А Генри сказал, что гостиная их поместья под Филадельфией просто ломится от произведений искусства, которые его отец коллекционировал долгие годы. Там действительно полным-полно фарфоровых статуэток барышень с кавалерами, танцующих менуэт, а еще – три витрины со старинными часами, не говоря уж о мраморной статуе ребенка, купающегося в ванне, с настоящей губкой в руке. Поэтому Генри и сказал: в доме столько искусства, что в Нью-Йорк ехать совершенно незачем. А я Генри ответила: в нашей гостиной только искусство прошлого, а в Нью-Йорке оно живет полной жизнью, на выставке можно поговорить с художником, спросить, почему он создал именно эти произведения, и узнать много нового.
Но Генри счел, что должен быть рядом с отцом. Потому что отцу Генри уже за девяносто, и Генри очень хотел отучить его от дурной привычки переписывать завещание всякий раз, как к нему приглашают новую сиделку. Ему стараются находить сиделок поуродливее, но это не имеет никакого значения – отец Генри все равно ухитряется каждую увидеть в романтическом свете. Так что порой даже нам хочется, чтобы он наконец предпринял что-нибудь определенное – либо выздоровел, либо…
Матушка Генри такая же романтическая, как его отец. Вообще-то, если семидесятидвухлетней даме вечно кажется, что в нее влюблен дворецкий, в доме постоянно возникают проблемы с дворецкими. Дороти считает, что если бы нам удалось познакомить всех поэтов, сочиняющих песни, с матушкой Генри, мы бы избавили мир от песен про матерей раз и навсегда.
Что до сестры Генри, то с ней у меня практически нет ничего общего. Собственно говоря, я совершенно не против того, чтобы девушки носили мужскую одежду, но при условии, что она следует рекомендациям из журнала мод и читает советы рубрики «Что носят молодые люди». А Энн Споффард из тех, кто всю жизнь проводит в конюшне и на псарне. Я вообще стараюсь думать о людях как можно лучше и считаю верхом альтруизма то, что девушка неделями, забывая про себя, моет своих собак жидкостью от блох. Но если бы она заботилась и о людях тоже, она хотя бы пользовалась одеколоном перед тем, как появиться в гостиной.
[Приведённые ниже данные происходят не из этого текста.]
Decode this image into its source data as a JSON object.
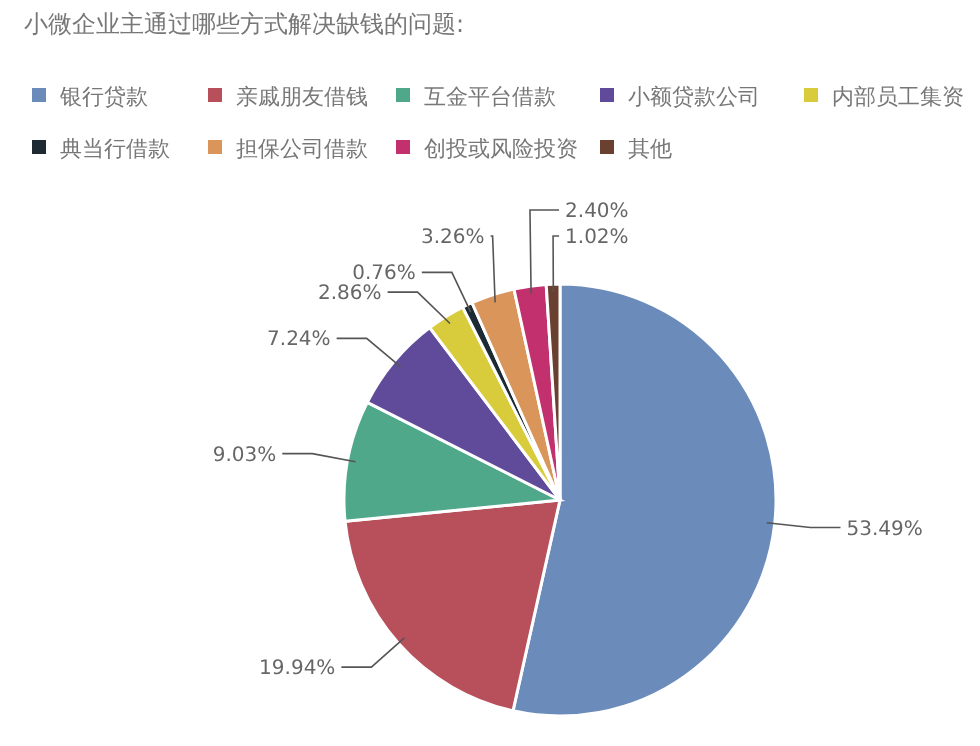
{
  "chart_data": {
    "type": "pie",
    "title": "小微企业主通过哪些方式解决缺钱的问题:",
    "categories": [
      "银行贷款",
      "亲戚朋友借钱",
      "互金平台借款",
      "小额贷款公司",
      "内部员工集资",
      "典当行借款",
      "担保公司借款",
      "创投或风险投资",
      "其他"
    ],
    "values": [
      53.49,
      19.94,
      9.03,
      7.24,
      2.86,
      0.76,
      3.26,
      2.4,
      1.02
    ],
    "colors": [
      "#6b8cba",
      "#b8505c",
      "#4fa88a",
      "#5f4b9a",
      "#d9cc3c",
      "#1e2a33",
      "#d9955a",
      "#c2306e",
      "#6a4030"
    ],
    "value_labels": [
      "53.49%",
      "19.94%",
      "9.03%",
      "7.24%",
      "2.86%",
      "0.76%",
      "3.26%",
      "2.40%",
      "1.02%"
    ],
    "legend": "top"
  }
}
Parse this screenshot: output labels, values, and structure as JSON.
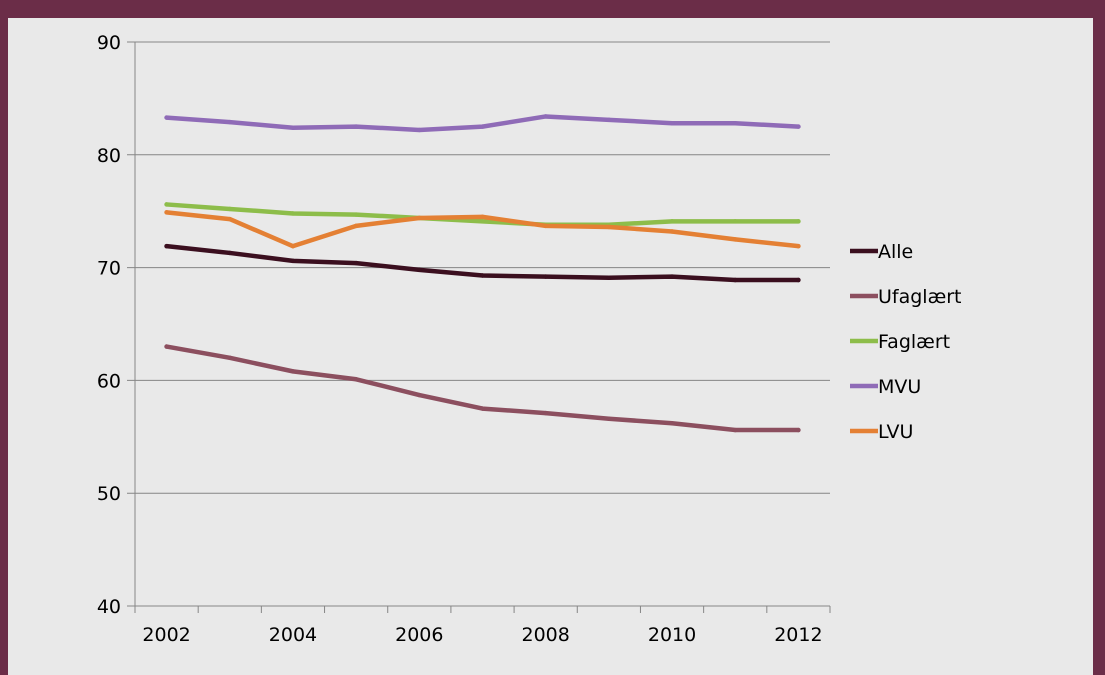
{
  "chart_data": {
    "type": "line",
    "x": [
      2002,
      2003,
      2004,
      2005,
      2006,
      2007,
      2008,
      2009,
      2010,
      2011,
      2012
    ],
    "xticks": [
      "2002",
      "2004",
      "2006",
      "2008",
      "2010",
      "2012"
    ],
    "yticks": [
      "40",
      "50",
      "60",
      "70",
      "80",
      "90"
    ],
    "ylim": [
      40,
      90
    ],
    "grid": true,
    "legend_position": "right",
    "series": [
      {
        "name": "Alle",
        "color": "#3b0f1f",
        "values": [
          71.9,
          71.3,
          70.6,
          70.4,
          69.8,
          69.3,
          69.2,
          69.1,
          69.2,
          68.9,
          68.9
        ]
      },
      {
        "name": "Ufaglært",
        "color": "#8c4f5f",
        "values": [
          63.0,
          62.0,
          60.8,
          60.1,
          58.7,
          57.5,
          57.1,
          56.6,
          56.2,
          55.6,
          55.6
        ]
      },
      {
        "name": "Faglært",
        "color": "#8dbd4a",
        "values": [
          75.6,
          75.2,
          74.8,
          74.7,
          74.4,
          74.1,
          73.8,
          73.8,
          74.1,
          74.1,
          74.1
        ]
      },
      {
        "name": "MVU",
        "color": "#8f6bb7",
        "values": [
          83.3,
          82.9,
          82.4,
          82.5,
          82.2,
          82.5,
          83.4,
          83.1,
          82.8,
          82.8,
          82.5
        ]
      },
      {
        "name": "LVU",
        "color": "#e48034",
        "values": [
          74.9,
          74.3,
          71.9,
          73.7,
          74.4,
          74.5,
          73.7,
          73.6,
          73.2,
          72.5,
          71.9
        ]
      }
    ]
  }
}
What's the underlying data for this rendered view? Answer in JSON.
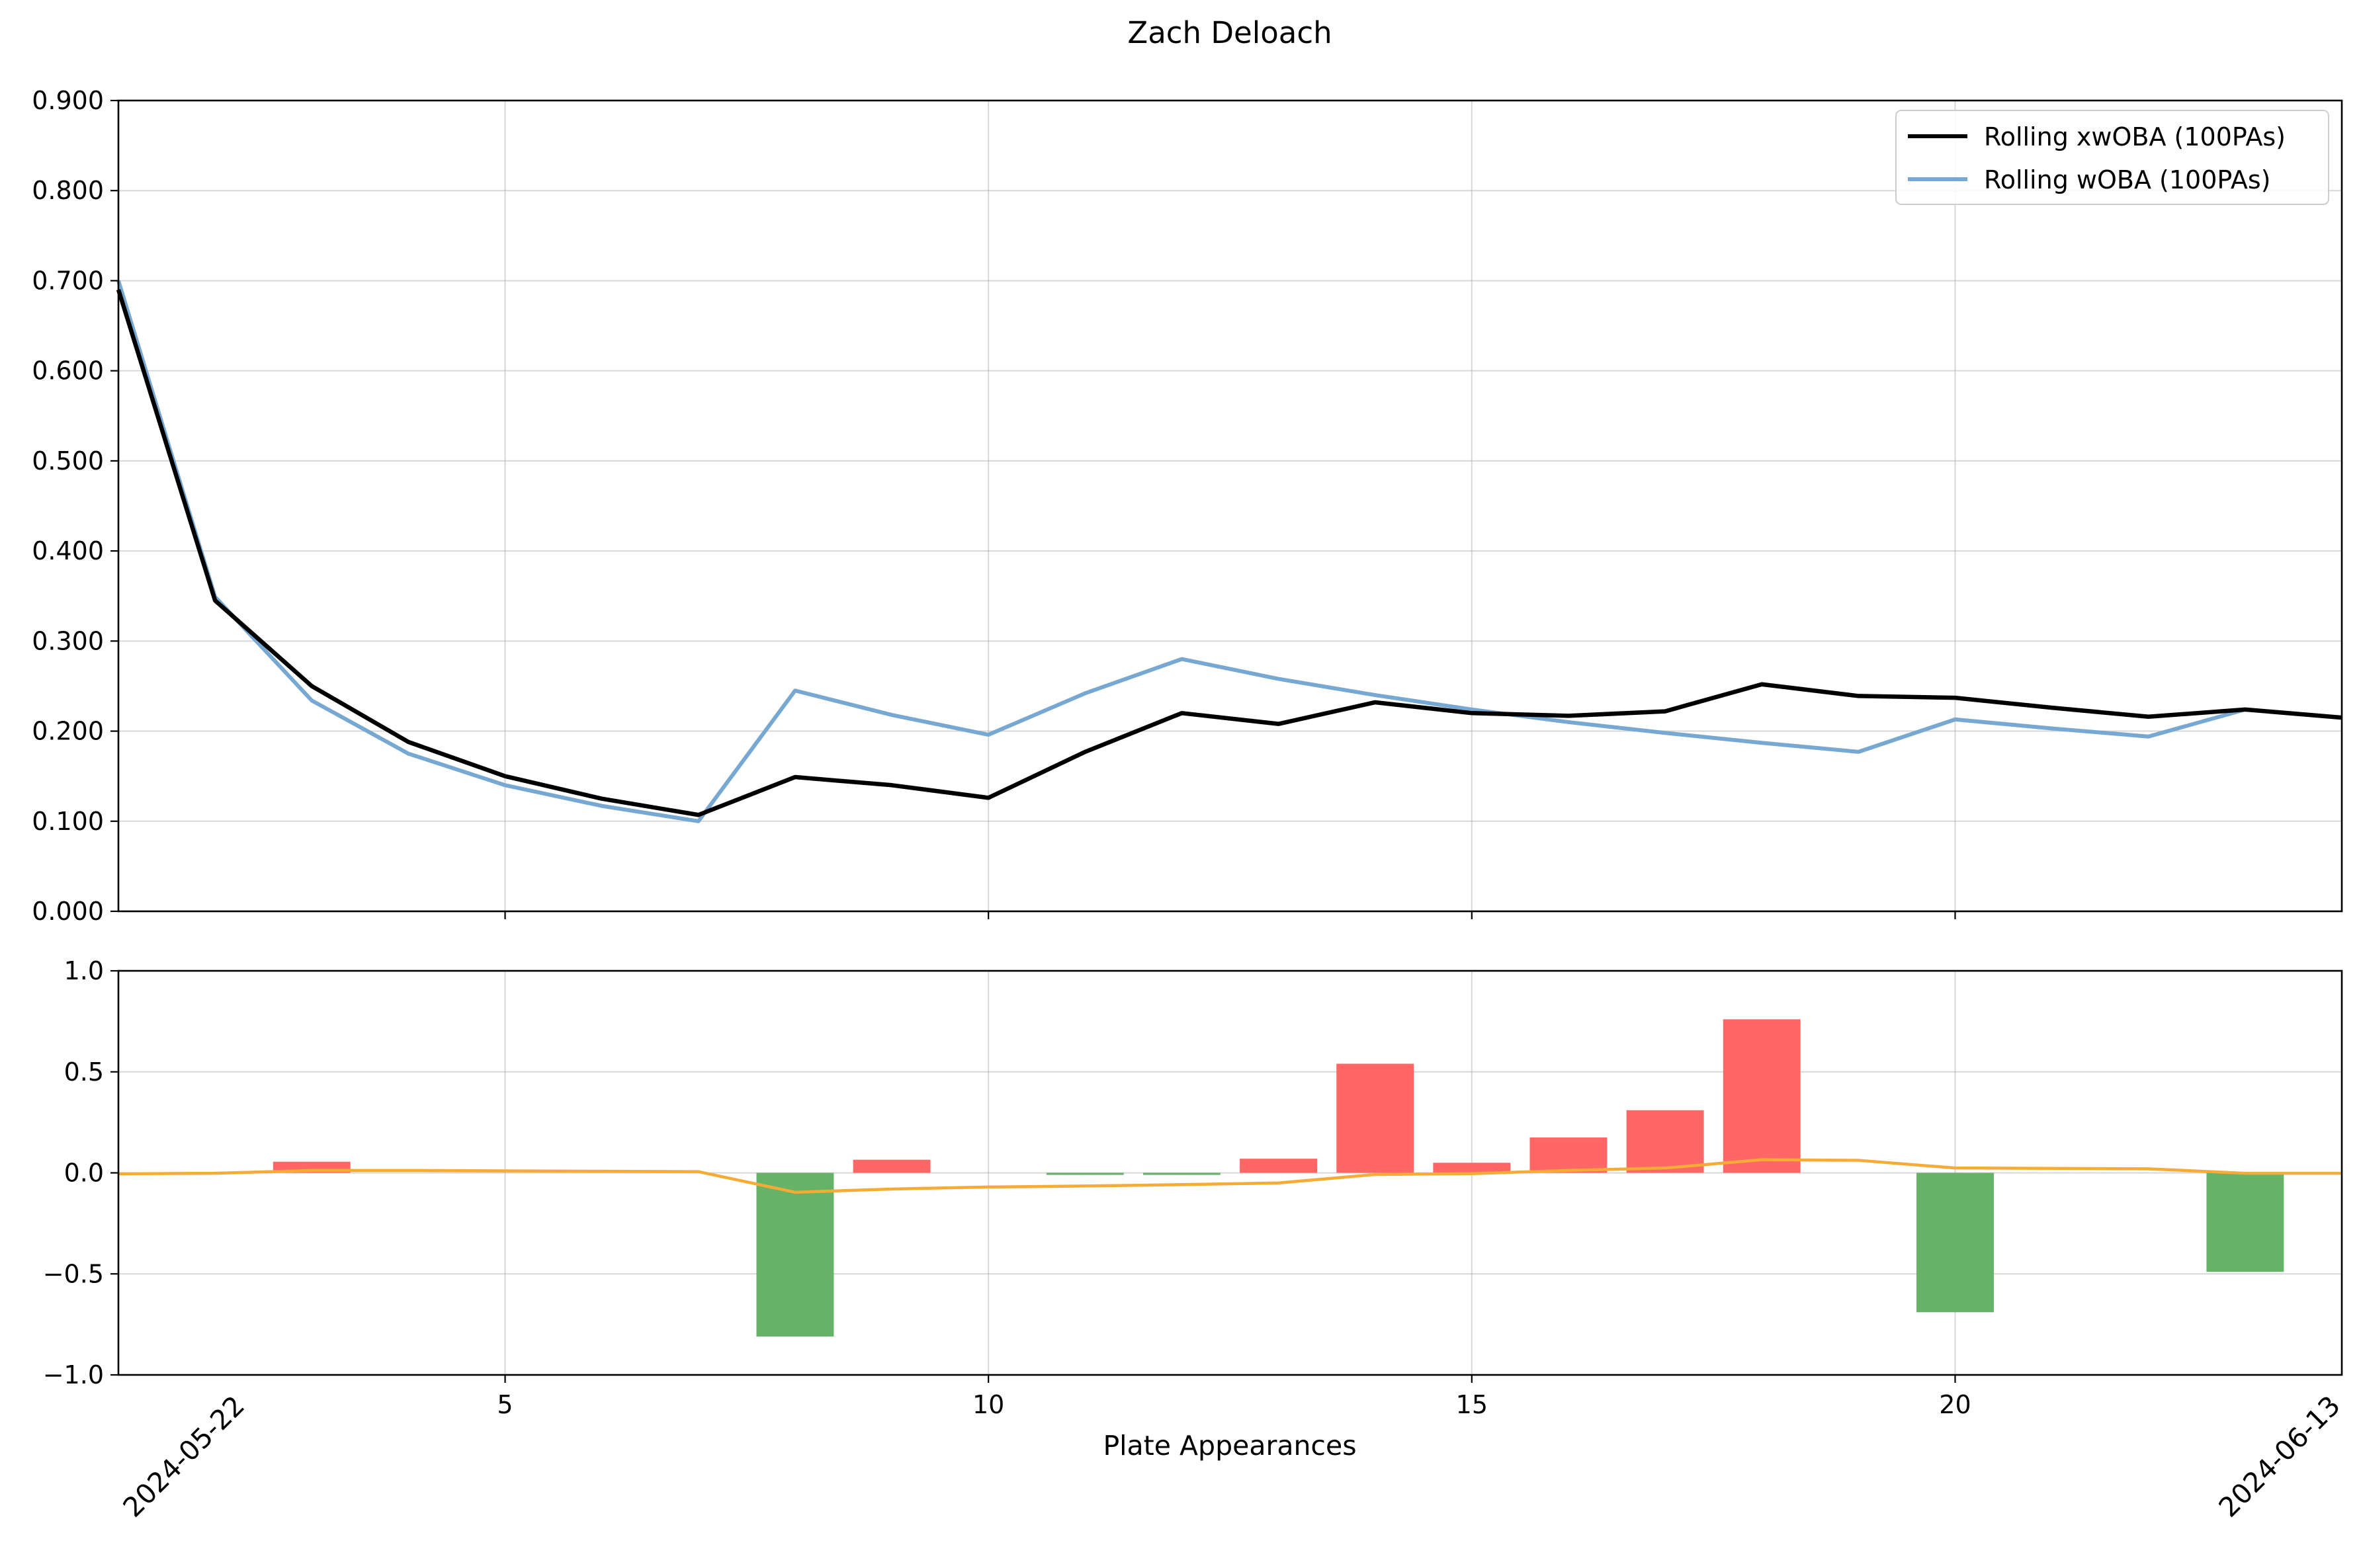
{
  "chart_data": [
    {
      "type": "line",
      "title": "Zach Deloach",
      "x": [
        1,
        2,
        3,
        4,
        5,
        6,
        7,
        8,
        9,
        10,
        11,
        12,
        13,
        14,
        15,
        16,
        17,
        18,
        19,
        20,
        21,
        22,
        23,
        24
      ],
      "xlim": [
        1,
        24
      ],
      "ylim": [
        0,
        0.9
      ],
      "yticks": [
        "0.000",
        "0.100",
        "0.200",
        "0.300",
        "0.400",
        "0.500",
        "0.600",
        "0.700",
        "0.800",
        "0.900"
      ],
      "xticks": [
        "5",
        "10",
        "15",
        "20"
      ],
      "grid": true,
      "legend_position": "top-right",
      "series": [
        {
          "name": "Rolling xwOBA (100PAs)",
          "color": "#000000",
          "values": [
            0.69,
            0.345,
            0.25,
            0.188,
            0.15,
            0.125,
            0.107,
            0.149,
            0.14,
            0.126,
            0.177,
            0.22,
            0.208,
            0.232,
            0.22,
            0.217,
            0.222,
            0.252,
            0.239,
            0.237,
            0.226,
            0.216,
            0.224,
            0.215
          ]
        },
        {
          "name": "Rolling wOBA (100PAs)",
          "color": "#77a8d1",
          "values": [
            0.7,
            0.349,
            0.234,
            0.175,
            0.14,
            0.117,
            0.1,
            0.245,
            0.218,
            0.196,
            0.242,
            0.28,
            0.258,
            0.24,
            0.224,
            0.21,
            0.198,
            0.187,
            0.177,
            0.213,
            0.203,
            0.194,
            0.224,
            0.215
          ]
        }
      ]
    },
    {
      "type": "bar",
      "xlabel": "Plate Appearances",
      "xlim": [
        1,
        24
      ],
      "ylim": [
        -1,
        1
      ],
      "yticks": [
        "−1.0",
        "−0.5",
        "0.0",
        "0.5",
        "1.0"
      ],
      "xticks": [
        "5",
        "10",
        "15",
        "20"
      ],
      "grid": true,
      "positive_color": "#ff6666",
      "negative_color": "#66b266",
      "x": [
        3,
        8,
        9,
        11,
        12,
        13,
        14,
        15,
        16,
        17,
        18,
        20,
        23
      ],
      "values": [
        0.055,
        -0.81,
        0.065,
        -0.01,
        -0.01,
        0.07,
        0.54,
        0.05,
        0.175,
        0.31,
        0.76,
        -0.69,
        -0.49
      ],
      "trend_line": {
        "color": "#f5ab35",
        "x": [
          1,
          2,
          3,
          4,
          5,
          6,
          7,
          8,
          9,
          10,
          11,
          12,
          13,
          14,
          15,
          16,
          17,
          18,
          19,
          20,
          21,
          22,
          23,
          24
        ],
        "values": [
          -0.005,
          -0.002,
          0.012,
          0.012,
          0.01,
          0.008,
          0.006,
          -0.096,
          -0.08,
          -0.07,
          -0.065,
          -0.058,
          -0.05,
          -0.008,
          -0.004,
          0.012,
          0.024,
          0.065,
          0.062,
          0.024,
          0.022,
          0.02,
          -0.002,
          -0.002
        ]
      },
      "date_labels": [
        "2024-05-22",
        "2024-06-13"
      ]
    }
  ]
}
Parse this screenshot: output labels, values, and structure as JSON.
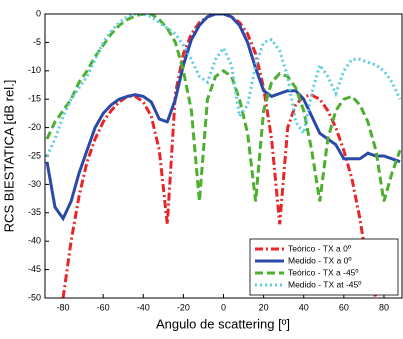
{
  "chart_data": {
    "type": "line",
    "xlabel": "Angulo de scattering [º]",
    "ylabel": "RCS BIESTATICA [dB rel.]",
    "xlim": [
      -89,
      89
    ],
    "ylim": [
      -50,
      0
    ],
    "xticks": [
      -80,
      -60,
      -40,
      -20,
      0,
      20,
      40,
      60,
      80
    ],
    "yticks": [
      0,
      -5,
      -10,
      -15,
      -20,
      -25,
      -30,
      -35,
      -40,
      -45,
      -50
    ],
    "legend": "lower-right",
    "x": [
      -88,
      -84,
      -80,
      -76,
      -72,
      -68,
      -64,
      -60,
      -56,
      -52,
      -48,
      -44,
      -40,
      -36,
      -32,
      -28,
      -24,
      -20,
      -16,
      -12,
      -8,
      -4,
      0,
      4,
      8,
      12,
      16,
      20,
      24,
      28,
      32,
      36,
      40,
      44,
      48,
      52,
      56,
      60,
      64,
      68,
      72,
      76,
      80,
      84,
      88
    ],
    "series": [
      {
        "name": "Teórico - TX a 0º",
        "color": "#e8262a",
        "style": "dashdot",
        "values": [
          null,
          null,
          -50,
          -40,
          -32,
          -26,
          -22,
          -19,
          -17,
          -15.5,
          -14.5,
          -14.5,
          -15.5,
          -18,
          -24,
          -37,
          -14,
          -7,
          -3.5,
          -1.5,
          -0.5,
          0,
          0,
          -0.5,
          -1.5,
          -3.5,
          -7,
          -13,
          -22,
          -37,
          -20,
          -16,
          -14.5,
          -14.3,
          -15,
          -17,
          -20,
          -24,
          -29,
          -36,
          -45,
          -50,
          null,
          null,
          null
        ]
      },
      {
        "name": "Medido - TX a 0º",
        "color": "#2b4aa8",
        "style": "solid",
        "values": [
          -26,
          -34,
          -36,
          -33,
          -28,
          -24,
          -20,
          -17.5,
          -16,
          -15,
          -14.5,
          -14.2,
          -14.5,
          -15.5,
          -18.5,
          -19,
          -15,
          -9,
          -4.5,
          -2,
          -0.5,
          0,
          0,
          -0.5,
          -2,
          -5,
          -9.5,
          -13.5,
          -14.5,
          -14,
          -13.5,
          -13.5,
          -15,
          -18,
          -21,
          -22,
          -23,
          -25.5,
          -25.5,
          -25.5,
          -24.5,
          -25,
          -25,
          -25.5,
          -26
        ]
      },
      {
        "name": "Teórico - TX a -45º",
        "color": "#4caf2e",
        "style": "dashed",
        "values": [
          -22,
          -19,
          -17,
          -15,
          -12,
          -10,
          -7.5,
          -5.5,
          -3.5,
          -2,
          -1,
          -0.3,
          0,
          0,
          -1,
          -2.5,
          -5,
          -10,
          -17,
          -33,
          -15,
          -11,
          -10,
          -11,
          -15,
          -21,
          -33,
          -17,
          -12,
          -10.5,
          -11,
          -13,
          -17,
          -24,
          -33,
          -22,
          -17,
          -15,
          -14.5,
          -16,
          -19,
          -24,
          -33,
          -28,
          -24
        ]
      },
      {
        "name": "Medido - TX at -45º",
        "color": "#5ccce0",
        "style": "dotted",
        "values": [
          -25,
          -22,
          -18,
          -15,
          -13,
          -11,
          -8,
          -5,
          -3,
          -1.5,
          -0.5,
          0,
          0,
          -0.5,
          -1.5,
          -2.5,
          -3.5,
          -5.5,
          -8,
          -11,
          -12,
          -8,
          -6,
          -9,
          -18,
          -16,
          -9,
          -5,
          -4.5,
          -6.5,
          -11,
          -19,
          -21,
          -14,
          -9,
          -11,
          -14,
          -10,
          -8,
          -8,
          -8.5,
          -9,
          -10,
          -12,
          -15
        ]
      }
    ]
  }
}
Так что в конце концов мне пришлось крепко задуматься о том, как заставить Генри переехать в Нью-Йорк. И когда я таки задумалась, то поняла: истинная причина того, что Генри так стремится жить поближе к Филадельфии, в том, что здесь он фигура достаточно заметная, а в Нью-Йорке – такой же, как все. Потому что заметные фигуры в Нью-Йорке – это, например, мистер Отто Кан[2], который так много делает для искусства, или же реформаторы, которые против искусства борются. Вообще-то, мистеру Кану, чтобы привлечь к себе внимание, достаточно устроить постановку какой-нибудь оперы, а реформатору, чтобы привлечь внимание к себе, нужно добиваться ее запрета. У Генри никогда не хватит ума не только устроить что-нибудь, но и запретить. В Нью-Йорке таких людей полным-полно, и конкуренция очень жесткая.
Единственное, что Генри умеет, так это рассуждать насчет падения нравов. Похоже, он даже не может вызвать ни в ком чувство раскаяния, потому что слушают его разговоры только те, чья нравственность и так на высоте. Даже самое занятное, что Генри способен придумать, может заинтересовать разве что жителей Филадельфии, а в Нью-Йорке это никого не волнует.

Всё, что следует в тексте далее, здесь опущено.